Raspberry Pi

It's intriguing, and promising, but I don't think console related unless someone creates a console out of it. If it runs OnLive, it could be a stellar little home device (although someone will need to make a case for it ;))
 
It's intriguing, and promising, but I don't think console related unless someone creates a console out of it. If it runs OnLive, it could be a stellar little home device (although someone will need to make a case for it ;))

The best idea I heard to solve that little problem is to simply make a case out of lego. :)
 
It's intriguing, and promising, but I don't think console related unless someone creates a console out of it. If it runs OnLive, it could be a stellar little home device (although someone will need to make a case for it ;))

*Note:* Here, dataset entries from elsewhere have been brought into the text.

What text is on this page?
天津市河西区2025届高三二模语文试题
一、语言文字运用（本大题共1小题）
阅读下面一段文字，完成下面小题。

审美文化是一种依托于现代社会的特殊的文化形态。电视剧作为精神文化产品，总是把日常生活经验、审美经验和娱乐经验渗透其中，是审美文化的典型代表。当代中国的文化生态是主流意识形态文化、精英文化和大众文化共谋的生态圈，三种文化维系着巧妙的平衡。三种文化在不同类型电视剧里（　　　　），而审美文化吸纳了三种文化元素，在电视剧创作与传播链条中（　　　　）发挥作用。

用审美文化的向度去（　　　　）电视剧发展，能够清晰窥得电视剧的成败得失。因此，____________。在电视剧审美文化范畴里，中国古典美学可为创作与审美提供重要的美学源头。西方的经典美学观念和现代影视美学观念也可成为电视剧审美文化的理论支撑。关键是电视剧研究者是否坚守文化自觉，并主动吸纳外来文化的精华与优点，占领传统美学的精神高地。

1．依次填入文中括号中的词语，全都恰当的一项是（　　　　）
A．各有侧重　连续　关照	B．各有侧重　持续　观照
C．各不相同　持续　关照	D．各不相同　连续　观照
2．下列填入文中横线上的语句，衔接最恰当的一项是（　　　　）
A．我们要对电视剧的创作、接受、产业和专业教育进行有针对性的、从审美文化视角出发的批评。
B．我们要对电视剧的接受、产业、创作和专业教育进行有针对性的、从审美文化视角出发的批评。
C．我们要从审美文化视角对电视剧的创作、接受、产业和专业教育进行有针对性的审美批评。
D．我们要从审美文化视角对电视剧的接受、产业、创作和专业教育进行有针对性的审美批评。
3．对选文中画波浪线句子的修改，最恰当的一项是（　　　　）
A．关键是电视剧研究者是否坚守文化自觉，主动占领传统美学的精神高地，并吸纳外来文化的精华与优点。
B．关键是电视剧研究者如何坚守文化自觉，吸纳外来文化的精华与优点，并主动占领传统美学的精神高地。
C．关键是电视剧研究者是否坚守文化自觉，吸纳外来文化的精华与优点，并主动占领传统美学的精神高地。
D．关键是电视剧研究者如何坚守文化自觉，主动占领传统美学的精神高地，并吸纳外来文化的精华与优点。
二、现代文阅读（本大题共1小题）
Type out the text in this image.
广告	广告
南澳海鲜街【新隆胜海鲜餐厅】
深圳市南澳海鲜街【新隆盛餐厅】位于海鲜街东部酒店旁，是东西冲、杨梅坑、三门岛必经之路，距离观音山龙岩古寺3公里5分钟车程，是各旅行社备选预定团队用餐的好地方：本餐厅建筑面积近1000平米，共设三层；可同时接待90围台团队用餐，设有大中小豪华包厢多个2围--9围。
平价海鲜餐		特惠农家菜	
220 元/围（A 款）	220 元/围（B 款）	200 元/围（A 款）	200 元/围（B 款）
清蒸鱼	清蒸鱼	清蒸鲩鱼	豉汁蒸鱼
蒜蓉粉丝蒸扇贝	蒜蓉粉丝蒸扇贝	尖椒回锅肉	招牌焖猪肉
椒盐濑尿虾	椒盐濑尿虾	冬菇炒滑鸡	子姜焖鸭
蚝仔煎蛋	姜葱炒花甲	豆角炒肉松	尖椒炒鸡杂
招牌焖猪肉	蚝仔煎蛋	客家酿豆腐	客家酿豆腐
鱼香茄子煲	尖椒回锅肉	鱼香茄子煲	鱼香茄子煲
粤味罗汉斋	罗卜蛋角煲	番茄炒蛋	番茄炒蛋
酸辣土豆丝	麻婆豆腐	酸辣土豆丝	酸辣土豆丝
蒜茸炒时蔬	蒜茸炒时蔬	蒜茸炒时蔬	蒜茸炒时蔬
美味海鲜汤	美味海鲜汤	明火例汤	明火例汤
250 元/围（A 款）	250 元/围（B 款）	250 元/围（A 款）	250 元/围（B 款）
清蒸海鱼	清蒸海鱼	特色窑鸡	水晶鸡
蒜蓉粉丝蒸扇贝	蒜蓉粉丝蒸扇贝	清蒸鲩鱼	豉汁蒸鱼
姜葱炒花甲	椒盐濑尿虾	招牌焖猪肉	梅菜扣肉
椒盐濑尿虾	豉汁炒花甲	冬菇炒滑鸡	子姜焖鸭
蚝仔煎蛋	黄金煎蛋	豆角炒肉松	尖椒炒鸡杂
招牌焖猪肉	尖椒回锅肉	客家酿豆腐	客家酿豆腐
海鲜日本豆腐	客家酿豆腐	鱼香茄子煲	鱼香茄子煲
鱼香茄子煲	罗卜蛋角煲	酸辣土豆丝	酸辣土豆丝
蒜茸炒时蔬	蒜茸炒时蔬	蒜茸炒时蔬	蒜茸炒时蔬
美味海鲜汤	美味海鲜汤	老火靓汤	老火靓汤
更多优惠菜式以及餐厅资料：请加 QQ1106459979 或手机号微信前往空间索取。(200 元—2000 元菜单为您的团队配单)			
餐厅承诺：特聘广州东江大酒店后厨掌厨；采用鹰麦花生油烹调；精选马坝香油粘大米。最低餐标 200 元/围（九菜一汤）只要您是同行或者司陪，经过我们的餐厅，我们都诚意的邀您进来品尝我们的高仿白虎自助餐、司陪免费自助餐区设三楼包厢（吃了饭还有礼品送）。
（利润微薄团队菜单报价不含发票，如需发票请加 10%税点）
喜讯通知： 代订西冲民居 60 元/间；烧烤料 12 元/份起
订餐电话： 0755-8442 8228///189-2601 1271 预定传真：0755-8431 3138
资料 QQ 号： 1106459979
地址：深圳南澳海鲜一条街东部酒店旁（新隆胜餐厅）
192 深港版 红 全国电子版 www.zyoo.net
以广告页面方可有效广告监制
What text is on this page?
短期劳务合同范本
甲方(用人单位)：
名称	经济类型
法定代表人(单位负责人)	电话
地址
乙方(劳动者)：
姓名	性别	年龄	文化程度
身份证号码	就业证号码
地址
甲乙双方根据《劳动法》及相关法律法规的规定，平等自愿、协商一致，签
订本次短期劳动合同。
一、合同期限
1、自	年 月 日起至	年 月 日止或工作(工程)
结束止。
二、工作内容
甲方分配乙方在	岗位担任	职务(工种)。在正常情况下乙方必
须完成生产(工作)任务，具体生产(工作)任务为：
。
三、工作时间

The naked versions are the prototype/engineering samples. The finished thing will probably be like a fat USB stick (like one of those USB TV things).
 
Should be transparent, for educational purposes. I'm mostly worried about control option standardisation. Who wants to make something for mouse & keyboard these days? ;)

Performance at 2x iPhone 4S is good enough to make it interesting without OnLive, but it could be a good basis for it. Doesn't match the device spirit much though. ;)
 
OnLive doesn't match the device spirit, but there's no choice but to close this thread or at least move it to the PC section if the discussion isn't console related. ;)
 
Should be transparent, for educational purposes. I'm mostly worried about control option standardisation. Who wants to make something for mouse & keyboard these days? ;)

Performance at 2x iPhone 4S is good enough to make it interesting without OnLive, but it could be a good basis for it. Doesn't match the device spirit much though. ;)

I'd advice you to watch the framerate of Quake 3 Arena running on that device before believing what marketing people tell you...
 
I'd advice you to watch the framerate of Quake 3 Arena running on that device before believing what marketing people tell you...
This
seems to suggest ~20fps or lower. It's been a while since I played an FPS on any device, but that doesn't sound stellar. (Though it was @ 4x AA)
 
As a console it does have fixed hardware. The obvious application would be an Android port and 'droid games. As there are no default IO devices it'd be a hard platform to target.

What we really need to keep this well and truly on topic is the hardware. The Broadcom solution is TBDR as I understand it, and they make lofty claims. Any idea what sort of GPU performance we'll get? Regards that Quake 3 demo, it is 1080p 4xMSAA. do we have any equivalent demos on Tegra or PVR for comparison?
 
seems to suggest ~20fps or lower. It's been a while since I played an FPS on any device, but that doesn't sound stellar. (Though it was @ 4x AA)
20-ish FPS at 1080p+4xAA is rather decent. I'm quite certain it's stuck behind vram bandwidth, not computation. Hell, q3a is so ancient it doesn't really do any computations on the GPU anyway :D
 
20-ish FPS at 1080p+4xAA is rather decent. I'm quite certain it's stuck behind vram bandwidth, not computation. Hell, q3a is so ancient it doesn't really do any computations on the GPU anyway :D

They mention in the forum discussion that they're expecting better performance, there's a software bug robably with a library limiting it. Even at 1080p with 4XAA, for twice the performance of the Ipad2 GPU I think 20fps is a little low.